Many moons ago, TCP/IP was developed. In 1988, the year I graduated from Maties and more than a decade after TCP/IP, Simple Network Management Protocol (SNMP) was developed. Ever since, it has been the primary method by which networking infrastructure has been mined for metrics and it is the basis on which a multitude of Stupid Network Management Products have been flogged to the ever suffering network community. Some of these have been been unashamedly expensive, with some of those being nothing more than RAGs
Fundamentally a network error, outage or failure is never an event. A tool that is an event logging or “event management” system can also be added to our growing list of horror stories. The reason is that we need to view errors, outages and failures, not as singular events but processes consisting of multiple correlations that form a life cycle.

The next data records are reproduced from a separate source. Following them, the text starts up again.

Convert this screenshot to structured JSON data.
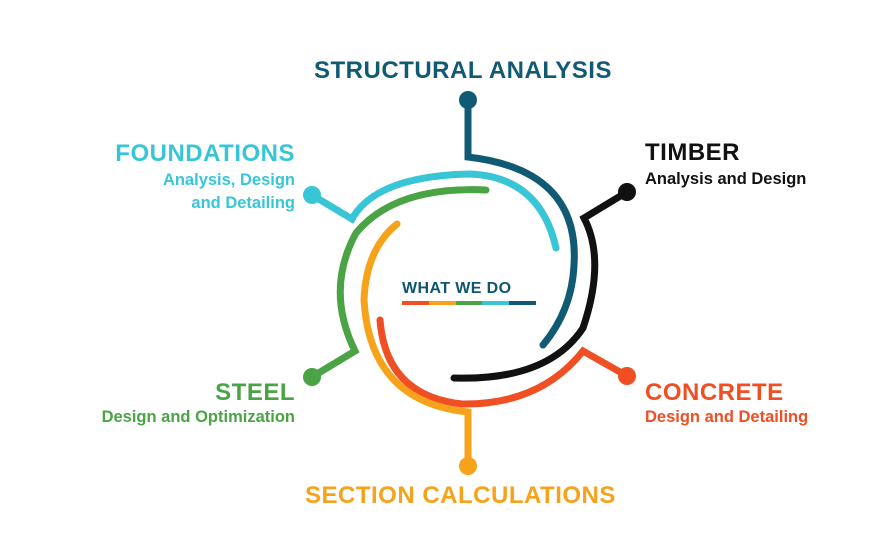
{
  "center": {
    "title": "WHAT WE DO",
    "underline_colors": [
      "#f04e23",
      "#f7a21b",
      "#4aa345",
      "#38c6d6",
      "#105a73"
    ]
  },
  "segments": [
    {
      "key": "structural",
      "title": "STRUCTURAL ANALYSIS",
      "subtitle": [],
      "color": "#105a73"
    },
    {
      "key": "timber",
      "title": "TIMBER",
      "subtitle": [
        "Analysis and Design"
      ],
      "color": "#111111"
    },
    {
      "key": "concrete",
      "title": "CONCRETE",
      "subtitle": [
        "Design and Detailing"
      ],
      "color": "#f04e23"
    },
    {
      "key": "section",
      "title": "SECTION CALCULATIONS",
      "subtitle": [],
      "color": "#f7a21b"
    },
    {
      "key": "steel",
      "title": "STEEL",
      "subtitle": [
        "Design and Optimization"
      ],
      "color": "#4aa345"
    },
    {
      "key": "foundations",
      "title": "FOUNDATIONS",
      "subtitle": [
        "Analysis, Design",
        "and Detailing"
      ],
      "color": "#38c6d6"
    }
  ]
}
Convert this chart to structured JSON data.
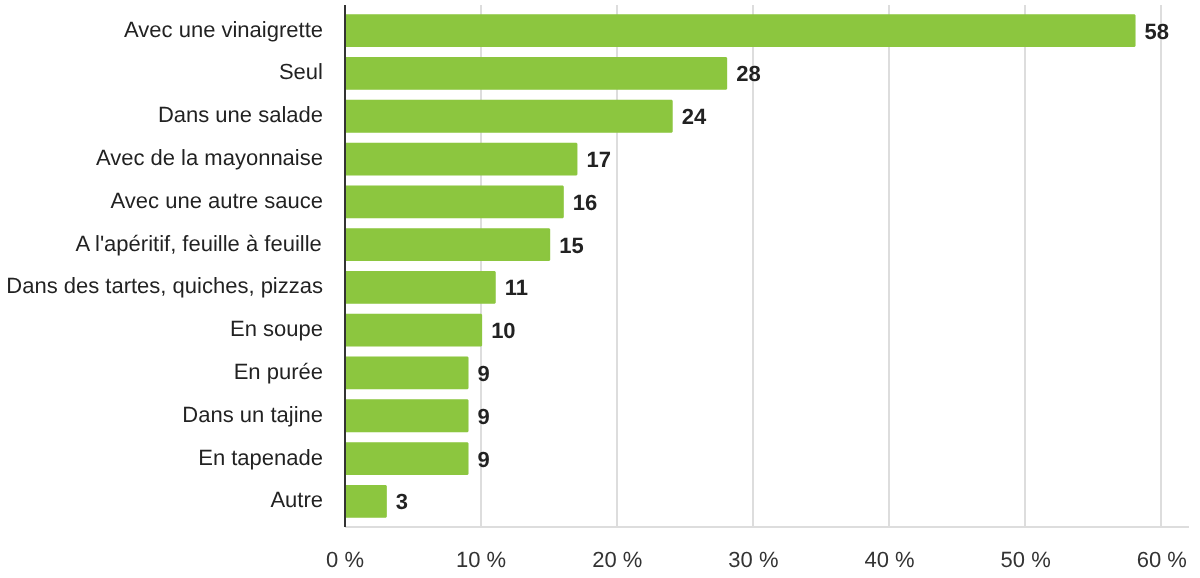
{
  "chart_data": {
    "type": "bar",
    "orientation": "horizontal",
    "categories": [
      "Avec une vinaigrette",
      "Seul",
      "Dans une salade",
      "Avec de la mayonnaise",
      "Avec une autre sauce",
      "A l'apéritif, feuille à feuille",
      "Dans des tartes, quiches, pizzas",
      "En soupe",
      "En purée",
      "Dans un tajine",
      "En tapenade",
      "Autre"
    ],
    "values": [
      58,
      28,
      24,
      17,
      16,
      15,
      11,
      10,
      9,
      9,
      9,
      3
    ],
    "color": "#8cc63f",
    "xlim": [
      0,
      62
    ],
    "xticks": [
      {
        "value": 0,
        "label": "0 %"
      },
      {
        "value": 10,
        "label": "10 %"
      },
      {
        "value": 20,
        "label": "20 %"
      },
      {
        "value": 30,
        "label": "30 %"
      },
      {
        "value": 40,
        "label": "40 %"
      },
      {
        "value": 50,
        "label": "50 %"
      },
      {
        "value": 60,
        "label": "60 %"
      }
    ],
    "grid": "x",
    "data_labels": true
  }
}
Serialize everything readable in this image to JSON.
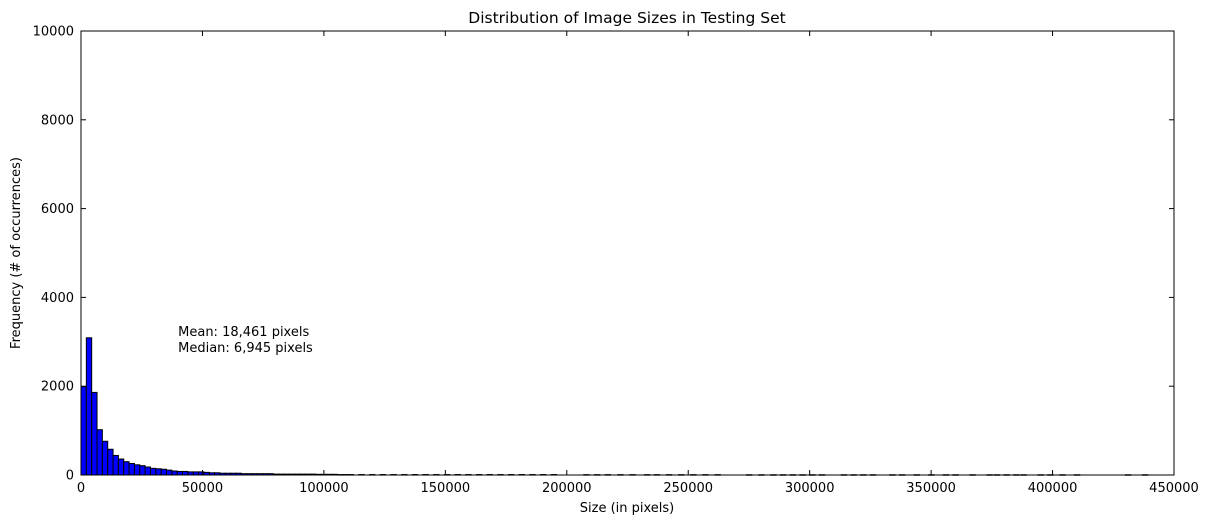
{
  "chart_data": {
    "type": "bar",
    "title": "Distribution of Image Sizes in Testing Set",
    "xlabel": "Size (in pixels)",
    "ylabel": "Frequency (# of occurrences)",
    "xlim": [
      0,
      450000
    ],
    "ylim": [
      0,
      10000
    ],
    "xticks": [
      0,
      50000,
      100000,
      150000,
      200000,
      250000,
      300000,
      350000,
      400000,
      450000
    ],
    "xtick_labels": [
      "0",
      "50000",
      "100000",
      "150000",
      "200000",
      "250000",
      "300000",
      "350000",
      "400000",
      "450000"
    ],
    "yticks": [
      0,
      2000,
      4000,
      6000,
      8000,
      10000
    ],
    "ytick_labels": [
      "0",
      "2000",
      "4000",
      "6000",
      "8000",
      "10000"
    ],
    "bin_width": 2200,
    "grid": false,
    "bar_color": "#0000ff",
    "edge_color": "#000000",
    "bins_start": [
      0,
      2200,
      4400,
      6600,
      8800,
      11000,
      13200,
      15400,
      17600,
      19800,
      22000,
      24200,
      26400,
      28600,
      30800,
      33000,
      35200,
      37400,
      39600,
      41800,
      44000,
      46200,
      48400,
      50600,
      52800,
      55000,
      57200,
      59400,
      61600,
      63800,
      66000,
      68200,
      70400,
      72600,
      74800,
      77000,
      79200,
      81400,
      83600,
      85800,
      88000,
      90200,
      92400,
      94600,
      96800,
      99000,
      101200,
      103400,
      105600,
      107800,
      110000,
      114400,
      118800,
      123200,
      127600,
      132000,
      136400,
      140800,
      145200,
      149600,
      154000,
      158400,
      162800,
      167200,
      171600,
      176000,
      180400,
      184800,
      189200,
      193600,
      207000,
      211400,
      215800,
      221000,
      226000,
      232000,
      236000,
      241000,
      246000,
      251000,
      256000,
      261000,
      274000,
      279000,
      284000,
      288000,
      292000,
      296000,
      300000,
      304000,
      313000,
      317000,
      321000,
      325000,
      333000,
      337000,
      343000,
      349000,
      355000,
      359000,
      366000,
      373000,
      376000,
      380000,
      384000,
      387000,
      394000,
      398000,
      403000,
      409000,
      430000,
      437000
    ],
    "values": [
      1990,
      3090,
      1860,
      1020,
      760,
      580,
      440,
      360,
      300,
      260,
      230,
      210,
      180,
      150,
      140,
      130,
      110,
      90,
      80,
      80,
      70,
      70,
      70,
      60,
      50,
      50,
      40,
      40,
      40,
      40,
      30,
      30,
      30,
      30,
      30,
      30,
      20,
      20,
      20,
      20,
      20,
      20,
      20,
      20,
      15,
      15,
      15,
      15,
      10,
      10,
      10,
      10,
      10,
      10,
      10,
      10,
      10,
      10,
      10,
      10,
      10,
      10,
      10,
      10,
      10,
      10,
      10,
      10,
      10,
      10,
      8,
      8,
      8,
      8,
      8,
      8,
      8,
      8,
      8,
      8,
      8,
      8,
      6,
      6,
      6,
      6,
      6,
      6,
      6,
      6,
      6,
      6,
      6,
      6,
      6,
      6,
      6,
      6,
      6,
      6,
      6,
      6,
      6,
      6,
      6,
      6,
      6,
      6,
      6,
      6,
      6,
      6
    ],
    "annotations": [
      "Mean: 18,461 pixels",
      "Median: 6,945 pixels"
    ],
    "annotation_anchor": {
      "x": 40000,
      "y": 3200
    }
  }
}
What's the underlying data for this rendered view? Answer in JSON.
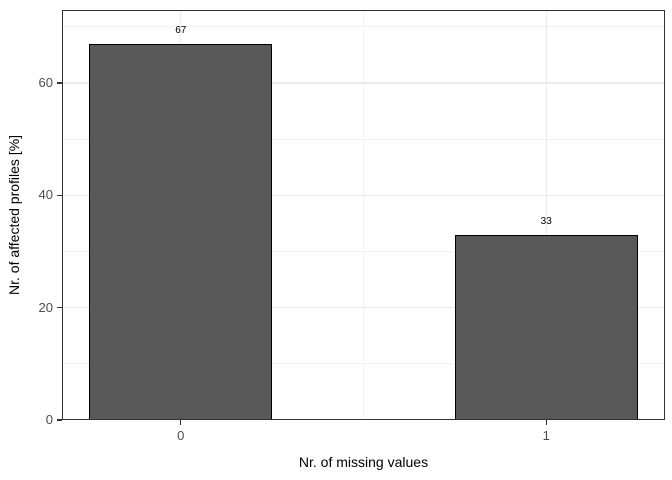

The source of investigative knowledge with which we manage this life cycle consists of more than just network metrics or logged events. There are also attributes of people, processes as well as technology. The latter is typically the only one that is ever instrumented.
Thus let us start at the beginning and analyze how we deal with network incidents. We need to learn how pilots do it by using checklists. Although Charles Lindbergh, who flew non-stop across the Atlantic in the Spirit of St Louis, did not use checklists, they came into extensive use by pilots during the time of WWII. Pilots have been doing what the network community should be doing and they have been doing it for the better part of a century. Nearly a decade ago, I developed a networking troubleshooting checklist. It takes a person through a number of checks to valid network operations, just like a pilot would do with his plane. The pilot would execute the checklist using the visual validation of his cockpit dashboard. In flying a network we would do the same but with a network dashboard. Unluckily, due to the functional design of most network dashboard instrumentation, these is some crucial instrumentation missing as previously mentioned.The methodologies encouraged by the use of checklists dramatically reduces the time to troubleshoot a network as well as direct attention to the required metrics.
Even after ten years, there still isn’t a Stupid Network Management product that can automatically provide instrumentation for each of the checks in my checklist in a seamless fashion. The aviation industry is a benchmark, and network operation centres (NOCs) the world over should be assimilating how we control the sky. In the NOC, we can start with simple aggregated views!